Minnet: Bir İtiraf...
gaye ve mustafa;
davetiye taslağımı size önerirken ya da siteyi tasarlarken başından beri bu yazıya yatırım yapıyordum aslında. kendi evliliğimi sizde düşünme gibi bir deneyim de yaşamak istedim.
çünkü sevdiğim kadınla sizin kadar uyumlu olmak isterim, madem size öykündüm, siz de benim planıma uysanız acaba nasıl bir bileşim çıkar diye "hesap ettim"...
son derece bencilce ama arada böyle tuhaf/delice girişimlerim oluyor, affedin.
hani şu ara evliliğe somut bakamıyorum ama evlensem nolurdu diye provaya çıktım sizinle...
kimi zaman uzaktan takip ettim, kimi zaman yakın durdum.
yazıyı yazarken de bazı taşların oturmasını, telaşenizin yatışmasını bekledim.
plan yapanların içine düştükleri tuhaf ve gülünç realizmi gözlemlemeyi severken, kendi planlarımı arkadaşlarıma usulca sunmanın utancını taşıyorum.
matah bir şey becermişim gibi de şimdi bu numaramı size itiraf ediyorum.

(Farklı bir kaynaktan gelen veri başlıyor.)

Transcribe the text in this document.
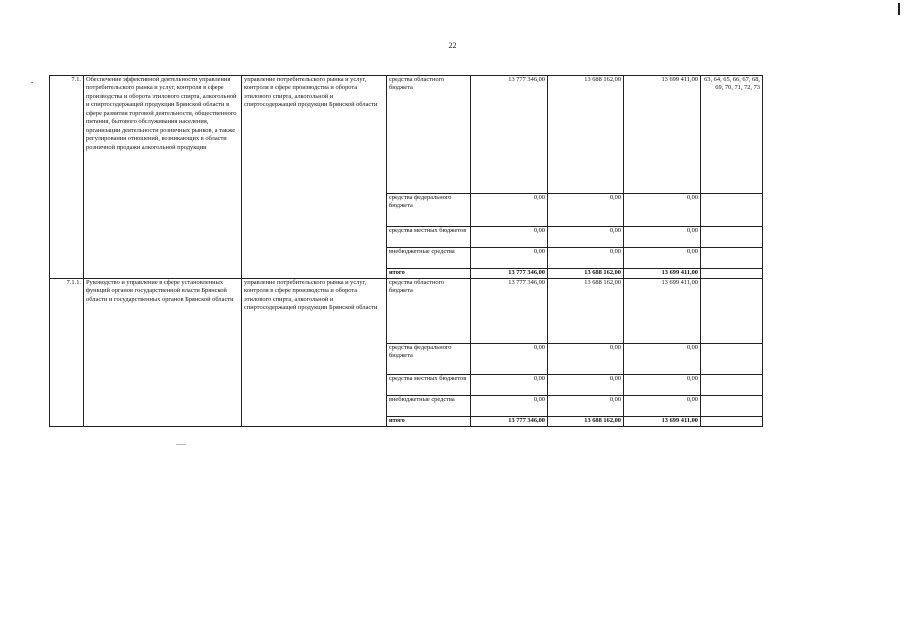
22
-	7.1.	Обеспечение эффективной деятельности управления потребительского рынка и услуг, контроля в сфере производства и оборота этилового спирта, алкогольной и спиртосодержащей продукции Брянской области в сфере развития торговой деятельности, общественного питания, бытового обслуживания населения, организации деятельности розничных рынков, а также регулирования отношений, возникающих в области розничной продажи алкогольной продукции	управление потребительского рынка и услуг, контроля в сфере производства и оборота этилового спирта, алкогольной и спиртосодержащей продукции Брянской области	средства областного бюджета	13 777 346,00	13 688 162,00	13 699 411,00	63, 64, 65, 66, 67, 68, 69, 70, 71, 72, 73
			средства федерального бюджета	0,00	0,00	0,00	
			средства местных бюджетов	0,00	0,00	0,00	
			внебюджетные средства	0,00	0,00	0,00	
			итого	13 777 346,00	13 688 162,00	13 699 411,00	
7.1.1.	Руководство и управление в сфере установленных функций органов государственной власти Брянской области и государственных органов Брянской области	управление потребительского рынка и услуг, контроля в сфере производства и оборота этилового спирта, алкогольной и спиртосодержащей продукции Брянской области	средства областного бюджета	13 777 346,00	13 688 162,00	13 699 411,00	
			средства федерального бюджета	0,00	0,00	0,00	
			средства местных бюджетов	0,00	0,00	0,00	
			внебюджетные средства	0,00	0,00	0,00	
			итого	13 777 346,00	13 688 162,00	13 699 411,00	
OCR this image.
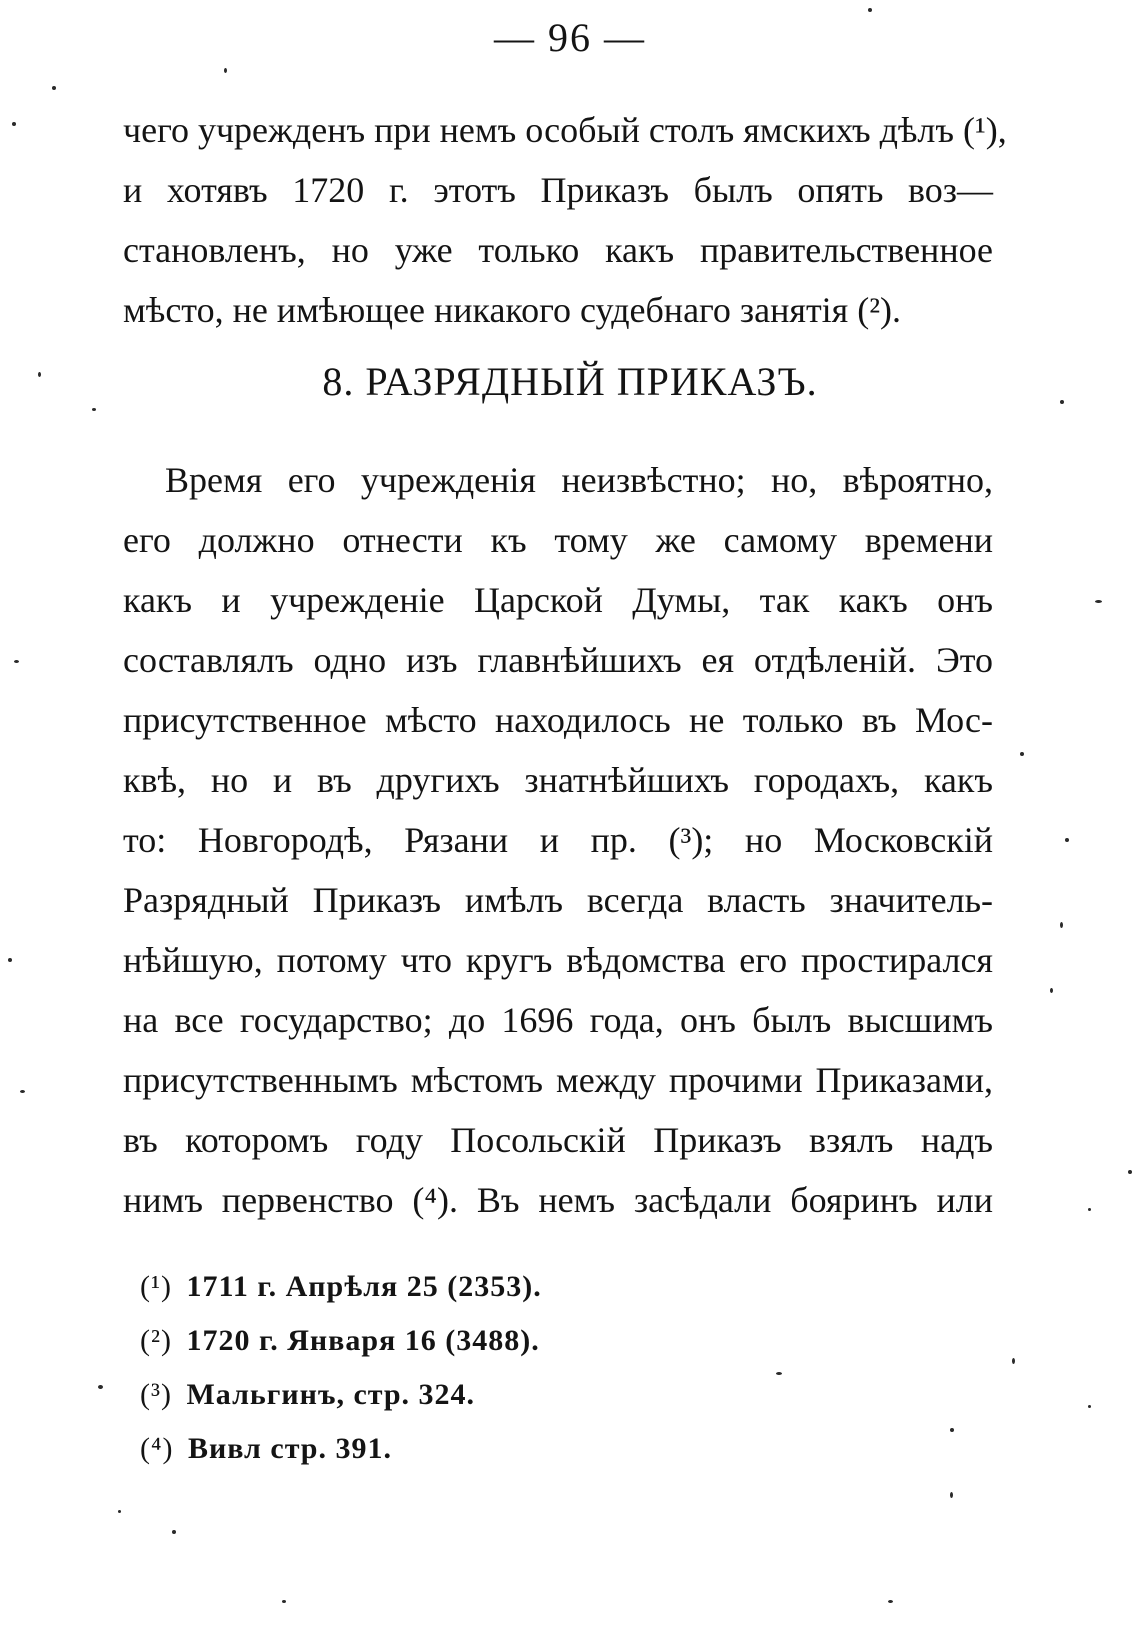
— 96 —
чего учрежденъ при немъ особый столъ ямскихъ дѣлъ (¹),
и хотявъ 1720 г. этотъ Приказъ былъ опять воз—
становленъ, но уже только какъ правительственное
мѣсто, не имѣющее никакого судебнаго занятія (²).
8. РАЗРЯДНЫЙ ПРИКАЗЪ.
Время его учрежденія неизвѣстно; но, вѣроятно,
его должно отнести къ тому же самому времени
какъ и учрежденіе Царской Думы, так какъ онъ
составлялъ одно изъ главнѣйшихъ ея отдѣленій. Это
присутственное мѣсто находилось не только въ Мос-
квѣ, но и въ другихъ знатнѣйшихъ городахъ, какъ
то: Новгородѣ, Рязани и пр. (³); но Московскій
Разрядный Приказъ имѣлъ всегда власть значитель-
нѣйшую, потому что кругъ вѣдомства его простирался
на все государство; до 1696 года, онъ былъ высшимъ
присутственнымъ мѣстомъ между прочими Приказами,
въ которомъ году Посольскій Приказъ взялъ надъ
нимъ первенство (⁴). Въ немъ засѣдали бояринъ или
(¹) 1711 г. Апрѣля 25 (2353).
(²) 1720 г. Января 16 (3488).
(³) Мальгинъ, стр. 324.
(⁴) Вивл стр. 391.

ersin'in olağanüstü tasarımı ve levent'in bıkmadan usanmadan çektiği şık fotoğraflar, matbaacımız levent beyin gayretleri olmasa zaten fikrimin bi önemi de yoktu...
plan yapmayı sevmeyen,
hatta plan yapanları hiç sevmeyen bir arkadaşınızın bu kısa "süreç"te her türlü kaprisine ve yönlendirmelerine sorgusuz, sualsiz aktığınız için binlerce teşekkür...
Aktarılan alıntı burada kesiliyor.